Universities do not have the excuse that the technology is beyond our understanding. Until very recently, the developments that power GenAI were being made inside, or at least in partnership with, university research labs (see for example Meredith Whittaker’s unwavering essay The Steep Cost of Capture on how this situation was overturned, and big corporations took the lead). Higher education is one of the few sectors that could bring together the expertise and funding to produce more ethical alternatives to existing models. Universities have a recent history of tough conversations around #MeToo, decolonisation and freedom of speech, and could be hosting genuinely critical conversations about AI futures. Drawing on expertise not only in computing and data science but in social science and critical technology studies. Refusing the narrative of inevitable ‘disruption’ to the futures of graduate work. Daring to be led by students, in spaces where they can be honest about the extent of their use, their AI dreams and fears. Working out how to centre the people and communities who are most likely to feel the negative effects.

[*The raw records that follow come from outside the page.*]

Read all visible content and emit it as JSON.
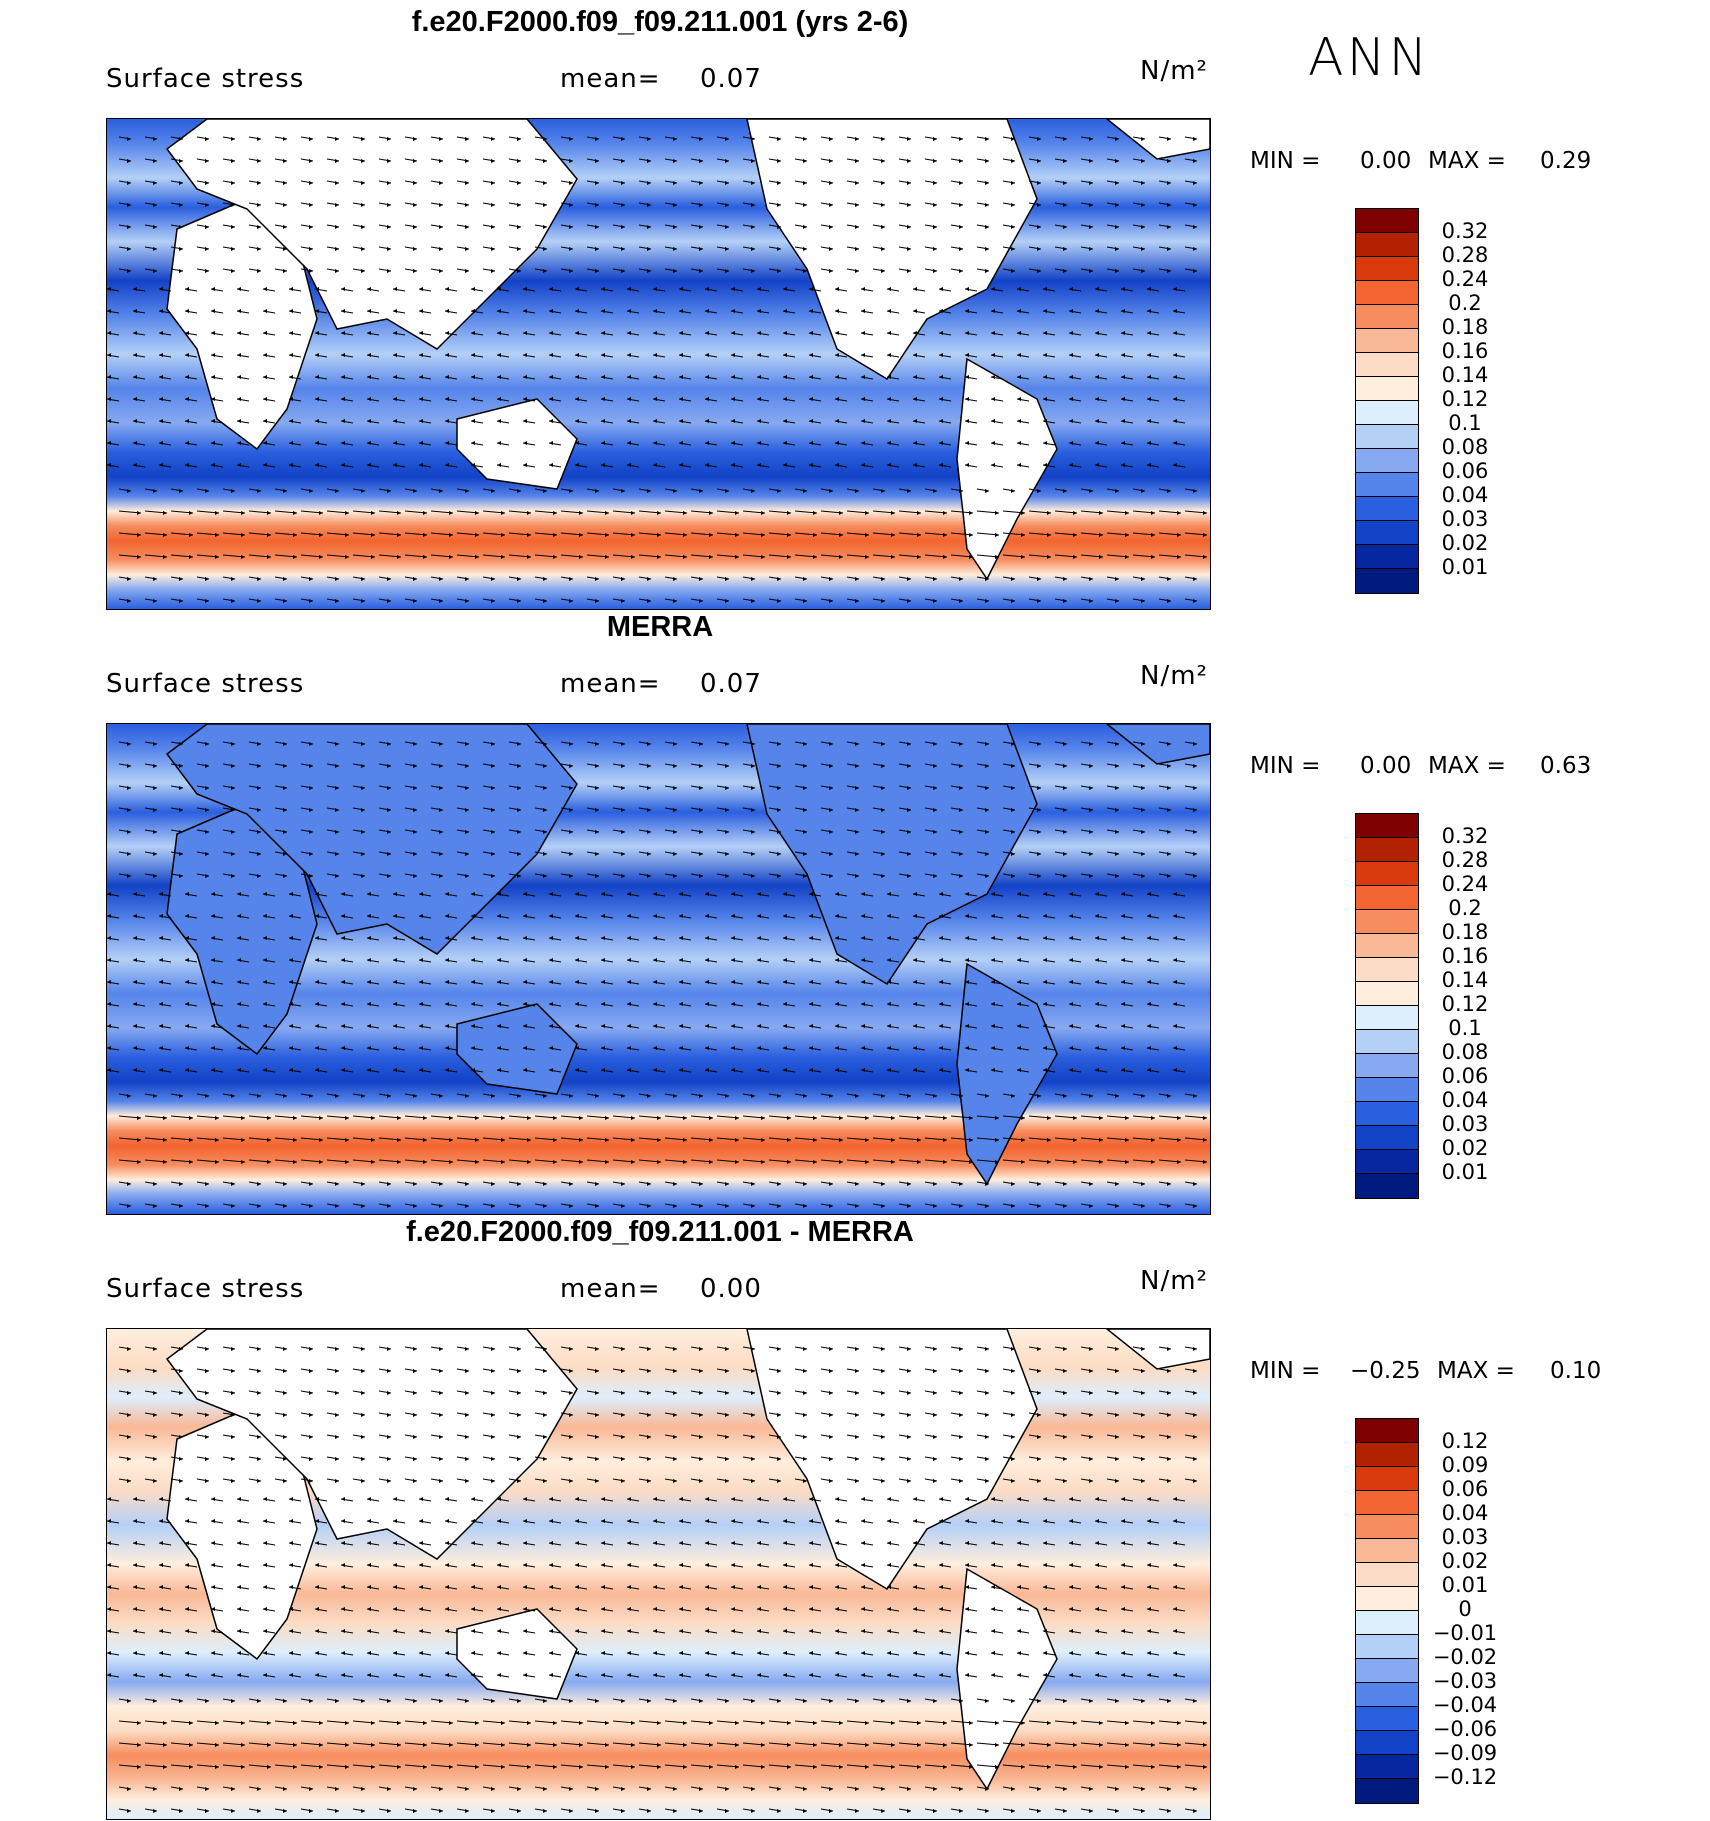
{
  "season": "ANN",
  "chart_data": [
    {
      "type": "heatmap",
      "title": "f.e20.F2000.f09_f09.211.001 (yrs 2-6)",
      "field_label": "Surface stress",
      "mean_label": "mean=",
      "mean_value": "0.07",
      "units": "N/m²",
      "min_label": "MIN =",
      "min_value": "0.00",
      "max_label": "MAX =",
      "max_value": "0.29",
      "colorbar": {
        "levels": [
          "0.32",
          "0.28",
          "0.24",
          "0.2",
          "0.18",
          "0.16",
          "0.14",
          "0.12",
          "0.1",
          "0.08",
          "0.06",
          "0.04",
          "0.03",
          "0.02",
          "0.01"
        ],
        "colors": [
          "#7f0000",
          "#b22200",
          "#d83a0c",
          "#f26430",
          "#f78d5f",
          "#f9b896",
          "#fcdcc4",
          "#ffeedd",
          "#ddeefc",
          "#b4d0f7",
          "#86a9f1",
          "#5584ea",
          "#2a5fdf",
          "#1242c6",
          "#0627a0",
          "#001a80"
        ]
      }
    },
    {
      "type": "heatmap",
      "title": "MERRA",
      "field_label": "Surface stress",
      "mean_label": "mean=",
      "mean_value": "0.07",
      "units": "N/m²",
      "min_label": "MIN =",
      "min_value": "0.00",
      "max_label": "MAX =",
      "max_value": "0.63",
      "colorbar": {
        "levels": [
          "0.32",
          "0.28",
          "0.24",
          "0.2",
          "0.18",
          "0.16",
          "0.14",
          "0.12",
          "0.1",
          "0.08",
          "0.06",
          "0.04",
          "0.03",
          "0.02",
          "0.01"
        ],
        "colors": [
          "#7f0000",
          "#b22200",
          "#d83a0c",
          "#f26430",
          "#f78d5f",
          "#f9b896",
          "#fcdcc4",
          "#ffeedd",
          "#ddeefc",
          "#b4d0f7",
          "#86a9f1",
          "#5584ea",
          "#2a5fdf",
          "#1242c6",
          "#0627a0",
          "#001a80"
        ]
      }
    },
    {
      "type": "heatmap",
      "title": "f.e20.F2000.f09_f09.211.001 - MERRA",
      "field_label": "Surface stress",
      "mean_label": "mean=",
      "mean_value": "0.00",
      "units": "N/m²",
      "min_label": "MIN =",
      "min_value": "−0.25",
      "max_label": "MAX =",
      "max_value": "0.10",
      "colorbar": {
        "levels": [
          "0.12",
          "0.09",
          "0.06",
          "0.04",
          "0.03",
          "0.02",
          "0.01",
          "0",
          "−0.01",
          "−0.02",
          "−0.03",
          "−0.04",
          "−0.06",
          "−0.09",
          "−0.12"
        ],
        "colors": [
          "#7f0000",
          "#b22200",
          "#d83a0c",
          "#f26430",
          "#f78d5f",
          "#f9b896",
          "#fcdcc4",
          "#ffeedd",
          "#ddeefc",
          "#b4d0f7",
          "#86a9f1",
          "#5584ea",
          "#2a5fdf",
          "#1242c6",
          "#0627a0",
          "#001a80"
        ]
      }
    }
  ]
}
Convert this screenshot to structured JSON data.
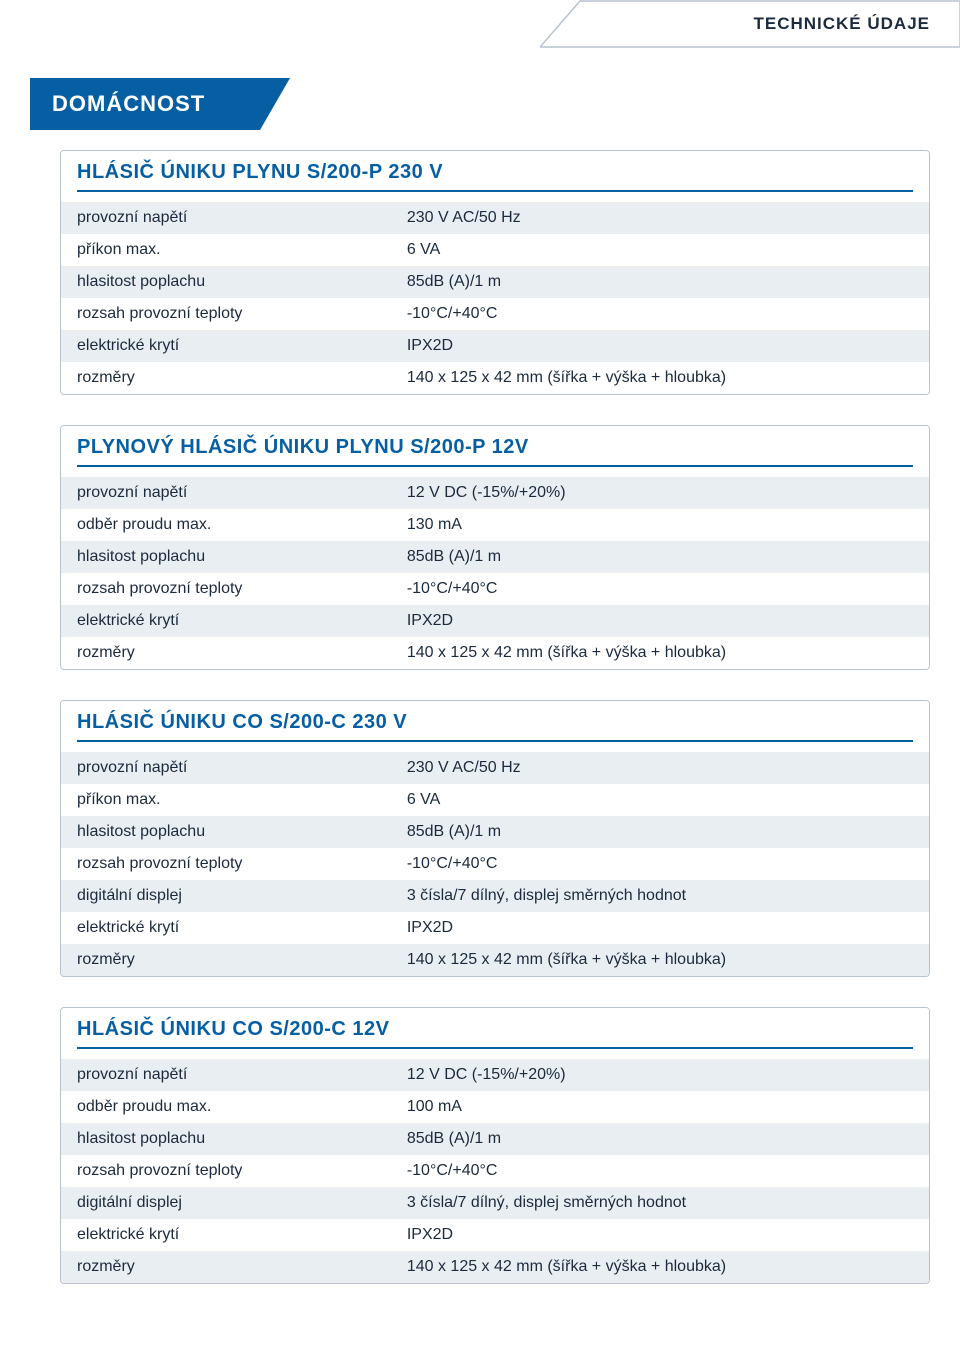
{
  "colors": {
    "brand_blue": "#065ea3",
    "dark_text": "#1b2a3c",
    "panel_border": "#b7c4d0",
    "row_alt": "#e9eef3",
    "bg": "#ffffff",
    "white": "#ffffff",
    "grey_outline": "#b7c4d0"
  },
  "header_tab": {
    "label": "TECHNICKÉ ÚDAJE"
  },
  "category": {
    "label": "DOMÁCNOST"
  },
  "blocks": [
    {
      "title": "HLÁSIČ ÚNIKU PLYNU S/200-P  230 V",
      "rows": [
        {
          "label": "provozní napětí",
          "value": "230 V AC/50 Hz"
        },
        {
          "label": "příkon max.",
          "value": "6 VA"
        },
        {
          "label": "hlasitost poplachu",
          "value": "85dB (A)/1 m"
        },
        {
          "label": "rozsah provozní teploty",
          "value": "-10°C/+40°C"
        },
        {
          "label": "elektrické krytí",
          "value": "IPX2D"
        },
        {
          "label": "rozměry",
          "value": "140 x 125 x 42 mm (šířka + výška + hloubka)"
        }
      ]
    },
    {
      "title": "PLYNOVÝ HLÁSIČ ÚNIKU PLYNU S/200-P  12V",
      "rows": [
        {
          "label": "provozní napětí",
          "value": "12 V DC (-15%/+20%)"
        },
        {
          "label": "odběr proudu max.",
          "value": "130 mA"
        },
        {
          "label": "hlasitost poplachu",
          "value": "85dB (A)/1 m"
        },
        {
          "label": "rozsah provozní teploty",
          "value": "-10°C/+40°C"
        },
        {
          "label": "elektrické krytí",
          "value": "IPX2D"
        },
        {
          "label": "rozměry",
          "value": "140 x 125 x 42 mm (šířka + výška + hloubka)"
        }
      ]
    },
    {
      "title": "HLÁSIČ ÚNIKU CO S/200-C  230 V",
      "rows": [
        {
          "label": "provozní napětí",
          "value": "230 V AC/50 Hz"
        },
        {
          "label": "příkon max.",
          "value": "6 VA"
        },
        {
          "label": "hlasitost poplachu",
          "value": "85dB (A)/1 m"
        },
        {
          "label": "rozsah provozní teploty",
          "value": "-10°C/+40°C"
        },
        {
          "label": "digitální displej",
          "value": "3 čísla/7 dílný, displej směrných hodnot"
        },
        {
          "label": "elektrické krytí",
          "value": "IPX2D"
        },
        {
          "label": "rozměry",
          "value": "140 x 125 x 42 mm (šířka + výška + hloubka)"
        }
      ]
    },
    {
      "title": "HLÁSIČ ÚNIKU CO S/200-C  12V",
      "rows": [
        {
          "label": "provozní napětí",
          "value": "12 V DC (-15%/+20%)"
        },
        {
          "label": "odběr proudu max.",
          "value": "100 mA"
        },
        {
          "label": "hlasitost poplachu",
          "value": "85dB (A)/1 m"
        },
        {
          "label": "rozsah provozní teploty",
          "value": "-10°C/+40°C"
        },
        {
          "label": "digitální displej",
          "value": "3 čísla/7 dílný, displej směrných hodnot"
        },
        {
          "label": "elektrické krytí",
          "value": "IPX2D"
        },
        {
          "label": "rozměry",
          "value": "140 x 125 x 42 mm (šířka + výška + hloubka)"
        }
      ]
    }
  ]
}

I know these conversations are happening in some parts of some universities. The Principles may help by clearing ground over in the academic integrity corner so that the focus can move to these wider intellectual and moral concerns. But they miss an opportunity to open up and support those conversations, by not providing a sense of the particular jeopardy universities face in relation to the harms they name. Principle 5 could be extended from ‘sharing best practice’ to something much more concrete: a code of ethics and practice that stands independent of the AI industry and is robust enough to deal with its disruptive power.
Absolutely spot on. I started to read the Russell Group principles during the third round of revisions on my Blueprint for an AI Bill of Rights for Education, and thought “oh, someone’s beat me to it.” And then about halfway through I was scratching my head. This is one of the best analyses I’ve seen of this document; thank you for this. Looking forward to reading more of your work!